What you are missing is that there are some things that the government can do better than private markets. Roads, regulations, general security, etc. Those things can also cause deadweight loss. What if the best yo could do locally for your widget was break even, but if you can ship it overseas cheaply (thanks to no high seas pirating, cheap oil, and good foreign relations/trade agreements) and sell it for $140 with $5 dollars to cover the shipping? Now government spending has averted deadweight loss. In this case you receive more in value than you give in. This is neither always nor never the case. Which is more common. I have no idea. I doubt anyone does. But I also don’t see how a 3% change at our current level is going to tilt things one way or the other.

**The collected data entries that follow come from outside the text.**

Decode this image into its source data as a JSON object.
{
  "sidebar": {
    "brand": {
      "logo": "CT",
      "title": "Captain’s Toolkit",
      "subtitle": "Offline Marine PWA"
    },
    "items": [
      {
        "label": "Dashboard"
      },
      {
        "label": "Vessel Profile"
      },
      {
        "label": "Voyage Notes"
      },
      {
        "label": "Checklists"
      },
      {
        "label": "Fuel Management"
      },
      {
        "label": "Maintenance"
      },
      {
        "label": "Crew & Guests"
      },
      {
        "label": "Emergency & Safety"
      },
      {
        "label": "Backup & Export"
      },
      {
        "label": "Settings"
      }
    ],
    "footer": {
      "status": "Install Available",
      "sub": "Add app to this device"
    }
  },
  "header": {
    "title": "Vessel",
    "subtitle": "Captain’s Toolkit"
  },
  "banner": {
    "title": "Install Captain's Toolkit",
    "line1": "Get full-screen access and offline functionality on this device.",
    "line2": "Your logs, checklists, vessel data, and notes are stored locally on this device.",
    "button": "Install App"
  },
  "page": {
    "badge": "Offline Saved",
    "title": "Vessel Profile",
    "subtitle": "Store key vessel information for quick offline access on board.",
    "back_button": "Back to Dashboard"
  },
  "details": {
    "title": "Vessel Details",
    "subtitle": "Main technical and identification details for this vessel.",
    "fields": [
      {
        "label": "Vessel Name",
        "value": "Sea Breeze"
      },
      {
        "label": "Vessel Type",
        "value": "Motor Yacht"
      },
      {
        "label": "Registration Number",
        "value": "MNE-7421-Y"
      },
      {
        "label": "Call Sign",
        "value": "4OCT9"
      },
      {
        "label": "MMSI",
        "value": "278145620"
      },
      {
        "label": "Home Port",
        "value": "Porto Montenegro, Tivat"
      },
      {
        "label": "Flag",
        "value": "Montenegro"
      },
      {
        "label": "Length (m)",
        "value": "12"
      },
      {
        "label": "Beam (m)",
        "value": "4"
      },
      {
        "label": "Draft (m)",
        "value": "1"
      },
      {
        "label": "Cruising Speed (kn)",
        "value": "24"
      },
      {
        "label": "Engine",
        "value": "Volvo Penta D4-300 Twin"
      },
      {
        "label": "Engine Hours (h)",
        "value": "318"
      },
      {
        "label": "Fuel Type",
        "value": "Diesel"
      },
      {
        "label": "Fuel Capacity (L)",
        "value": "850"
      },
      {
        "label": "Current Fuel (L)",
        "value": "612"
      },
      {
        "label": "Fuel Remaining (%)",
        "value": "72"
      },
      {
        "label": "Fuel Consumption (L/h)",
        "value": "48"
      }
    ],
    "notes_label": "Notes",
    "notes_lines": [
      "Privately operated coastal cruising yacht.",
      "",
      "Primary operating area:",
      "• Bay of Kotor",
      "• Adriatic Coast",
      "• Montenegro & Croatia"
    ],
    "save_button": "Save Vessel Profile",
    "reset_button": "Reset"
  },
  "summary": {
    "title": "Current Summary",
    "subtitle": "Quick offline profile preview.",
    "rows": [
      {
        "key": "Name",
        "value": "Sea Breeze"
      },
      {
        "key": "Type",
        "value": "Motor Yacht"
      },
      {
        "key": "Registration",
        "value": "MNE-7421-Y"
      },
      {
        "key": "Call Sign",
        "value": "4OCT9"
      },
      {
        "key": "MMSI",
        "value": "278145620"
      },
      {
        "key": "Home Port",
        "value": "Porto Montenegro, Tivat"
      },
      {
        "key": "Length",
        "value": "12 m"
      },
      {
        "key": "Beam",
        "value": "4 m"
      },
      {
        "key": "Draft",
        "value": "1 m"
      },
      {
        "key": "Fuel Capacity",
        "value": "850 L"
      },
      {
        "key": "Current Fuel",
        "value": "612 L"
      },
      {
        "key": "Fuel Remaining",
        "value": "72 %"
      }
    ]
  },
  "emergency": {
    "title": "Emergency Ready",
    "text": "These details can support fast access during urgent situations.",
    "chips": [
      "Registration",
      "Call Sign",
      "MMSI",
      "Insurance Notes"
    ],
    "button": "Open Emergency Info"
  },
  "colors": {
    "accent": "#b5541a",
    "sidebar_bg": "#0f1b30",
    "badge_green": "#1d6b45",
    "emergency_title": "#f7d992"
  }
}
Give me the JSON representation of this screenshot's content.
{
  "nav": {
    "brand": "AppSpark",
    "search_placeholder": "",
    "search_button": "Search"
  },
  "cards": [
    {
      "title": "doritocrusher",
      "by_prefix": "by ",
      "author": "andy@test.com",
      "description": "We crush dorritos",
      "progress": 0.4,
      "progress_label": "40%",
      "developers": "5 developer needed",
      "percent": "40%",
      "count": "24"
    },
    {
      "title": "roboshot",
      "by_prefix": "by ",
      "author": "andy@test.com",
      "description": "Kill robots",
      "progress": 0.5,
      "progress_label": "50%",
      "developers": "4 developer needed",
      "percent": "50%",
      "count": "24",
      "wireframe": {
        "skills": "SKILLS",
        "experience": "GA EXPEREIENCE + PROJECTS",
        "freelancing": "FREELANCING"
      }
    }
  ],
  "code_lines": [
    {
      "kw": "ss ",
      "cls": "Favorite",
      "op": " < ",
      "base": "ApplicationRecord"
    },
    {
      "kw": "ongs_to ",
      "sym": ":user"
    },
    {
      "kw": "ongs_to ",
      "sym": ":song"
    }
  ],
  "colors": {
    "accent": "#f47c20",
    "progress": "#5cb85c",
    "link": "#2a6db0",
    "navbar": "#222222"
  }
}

You take it for granted that someone else will get the job instead of me. That’s not really true in all scenarios. Companies bid on contracts all the time, whether they’re building houses or cleaning apartments. If they can’t hire people, i.e. entice them to switch jobs, then the contract doesn’t just go to someone else. In many cases, it doesn’t get done at all. The house never gets built. The microchip never gets designed. The garbage man is stuck with the old, inefficient truck.

If your argument were true, then there would never be any growth in the economy. In order to show growth, someone has to take $1 in nails and $1 in wood and make a $3 chair. In my analogous case, I would take $94,000 worth of work and instead provide $125,000 worth of work with it.

It doesn’t matter if you can look at my specific, real world scenario and say that someone else will get the job. If you accept that someone, somewhere is growing the economy by making 1+1=3, then you accept that taxation can erase that motivation.